Why get a self-encrypted hard drive when other less expensive options are available? Not only are SEDs better protected during the pre-boot process, they take operator error out of the equation. How many times have you meant to encrypt a file but got sidetracked and forgot to do it? How many times have you opted not to encrypt a file that probably should have been encrypted due to the hassle involved or out of a sense of urgency? With an SED, encryption takes place automatically – every time. You don’t need to think about it, and the entire process takes place in the background.

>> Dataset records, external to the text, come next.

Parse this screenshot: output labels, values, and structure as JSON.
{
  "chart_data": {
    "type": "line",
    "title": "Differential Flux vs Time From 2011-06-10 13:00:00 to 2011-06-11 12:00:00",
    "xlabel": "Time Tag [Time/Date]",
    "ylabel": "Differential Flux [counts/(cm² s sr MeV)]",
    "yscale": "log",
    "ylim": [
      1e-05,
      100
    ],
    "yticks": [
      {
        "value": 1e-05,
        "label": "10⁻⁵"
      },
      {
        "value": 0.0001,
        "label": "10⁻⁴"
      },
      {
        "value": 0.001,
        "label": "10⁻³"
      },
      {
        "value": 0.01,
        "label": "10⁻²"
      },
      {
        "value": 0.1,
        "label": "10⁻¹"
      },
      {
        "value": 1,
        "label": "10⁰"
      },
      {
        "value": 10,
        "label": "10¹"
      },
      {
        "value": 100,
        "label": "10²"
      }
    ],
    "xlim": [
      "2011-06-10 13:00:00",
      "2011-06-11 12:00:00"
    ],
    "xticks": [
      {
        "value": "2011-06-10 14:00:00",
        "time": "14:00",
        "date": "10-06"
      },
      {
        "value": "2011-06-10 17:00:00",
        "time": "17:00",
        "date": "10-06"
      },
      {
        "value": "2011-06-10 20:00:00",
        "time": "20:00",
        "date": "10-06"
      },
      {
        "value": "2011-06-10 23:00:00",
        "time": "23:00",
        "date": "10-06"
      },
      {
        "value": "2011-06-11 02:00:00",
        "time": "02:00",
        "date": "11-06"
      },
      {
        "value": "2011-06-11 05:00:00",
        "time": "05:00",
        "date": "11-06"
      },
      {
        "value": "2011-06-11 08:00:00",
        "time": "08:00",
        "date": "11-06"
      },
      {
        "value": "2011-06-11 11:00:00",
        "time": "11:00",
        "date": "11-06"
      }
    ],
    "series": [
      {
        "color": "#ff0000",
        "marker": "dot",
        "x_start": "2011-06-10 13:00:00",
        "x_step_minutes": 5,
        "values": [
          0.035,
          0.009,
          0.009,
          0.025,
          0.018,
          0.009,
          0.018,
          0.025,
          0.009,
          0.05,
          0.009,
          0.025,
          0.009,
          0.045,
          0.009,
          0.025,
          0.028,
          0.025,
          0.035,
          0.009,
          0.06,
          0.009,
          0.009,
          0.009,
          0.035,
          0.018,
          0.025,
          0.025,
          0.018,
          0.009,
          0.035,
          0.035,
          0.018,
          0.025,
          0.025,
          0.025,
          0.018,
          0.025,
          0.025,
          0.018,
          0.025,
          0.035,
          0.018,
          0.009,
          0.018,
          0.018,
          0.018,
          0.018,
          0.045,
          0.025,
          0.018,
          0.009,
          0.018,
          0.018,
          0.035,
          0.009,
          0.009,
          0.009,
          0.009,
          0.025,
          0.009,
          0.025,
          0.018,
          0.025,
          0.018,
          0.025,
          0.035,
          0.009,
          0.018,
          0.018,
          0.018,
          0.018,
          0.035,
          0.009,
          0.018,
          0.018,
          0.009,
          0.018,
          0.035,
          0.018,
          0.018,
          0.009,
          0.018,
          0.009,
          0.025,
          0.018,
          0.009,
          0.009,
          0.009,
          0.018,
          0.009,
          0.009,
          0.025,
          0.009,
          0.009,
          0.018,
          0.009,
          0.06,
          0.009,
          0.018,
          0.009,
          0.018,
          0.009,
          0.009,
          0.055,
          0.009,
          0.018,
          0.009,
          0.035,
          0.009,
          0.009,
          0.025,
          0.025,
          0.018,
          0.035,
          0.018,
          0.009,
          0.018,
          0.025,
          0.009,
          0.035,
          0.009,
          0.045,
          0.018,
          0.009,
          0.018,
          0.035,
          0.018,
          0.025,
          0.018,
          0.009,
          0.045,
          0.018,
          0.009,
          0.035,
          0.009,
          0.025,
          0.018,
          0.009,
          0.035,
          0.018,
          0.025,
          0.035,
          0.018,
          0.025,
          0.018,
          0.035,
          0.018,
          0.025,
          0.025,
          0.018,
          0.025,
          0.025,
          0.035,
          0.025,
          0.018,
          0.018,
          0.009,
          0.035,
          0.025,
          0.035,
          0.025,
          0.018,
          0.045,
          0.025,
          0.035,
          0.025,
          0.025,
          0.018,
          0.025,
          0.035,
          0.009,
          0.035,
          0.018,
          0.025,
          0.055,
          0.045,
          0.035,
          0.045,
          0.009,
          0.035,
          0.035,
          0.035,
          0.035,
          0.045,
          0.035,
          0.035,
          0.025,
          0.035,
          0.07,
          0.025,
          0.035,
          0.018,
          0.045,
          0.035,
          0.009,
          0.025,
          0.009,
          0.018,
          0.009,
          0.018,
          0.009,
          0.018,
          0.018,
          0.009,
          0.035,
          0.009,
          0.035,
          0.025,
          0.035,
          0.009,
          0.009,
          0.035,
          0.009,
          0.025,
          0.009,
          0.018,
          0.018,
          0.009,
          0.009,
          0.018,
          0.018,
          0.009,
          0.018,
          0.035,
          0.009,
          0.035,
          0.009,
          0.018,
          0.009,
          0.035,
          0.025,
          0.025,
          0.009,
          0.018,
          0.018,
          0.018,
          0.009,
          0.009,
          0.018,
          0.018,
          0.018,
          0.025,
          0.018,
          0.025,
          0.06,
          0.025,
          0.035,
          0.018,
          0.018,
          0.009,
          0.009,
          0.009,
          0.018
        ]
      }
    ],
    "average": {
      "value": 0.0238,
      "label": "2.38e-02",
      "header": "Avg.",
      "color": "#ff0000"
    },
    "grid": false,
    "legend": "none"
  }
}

In order to use a self-encrypted hard disk, you will need to provide a password. This password is recognized by the SED and used to encrypt and decrypt the contents of the drive. SEDs use two keys: the Media Encryption Key (which encrypts and decrypts the “media”) and the Key Encryption Key (which is your password or “key”). The Key Encryption Key is used to lock and unlock the drive (Source: WinMagic Self Encrypting Hard Drives).
Whether you need a fail-safe way to ensure that you never forget to encrypt another file or want to ensure the integrity of data within a network of users, self-encrypted drives take the guesswork out of file encryption and protect against pre-boot attacks.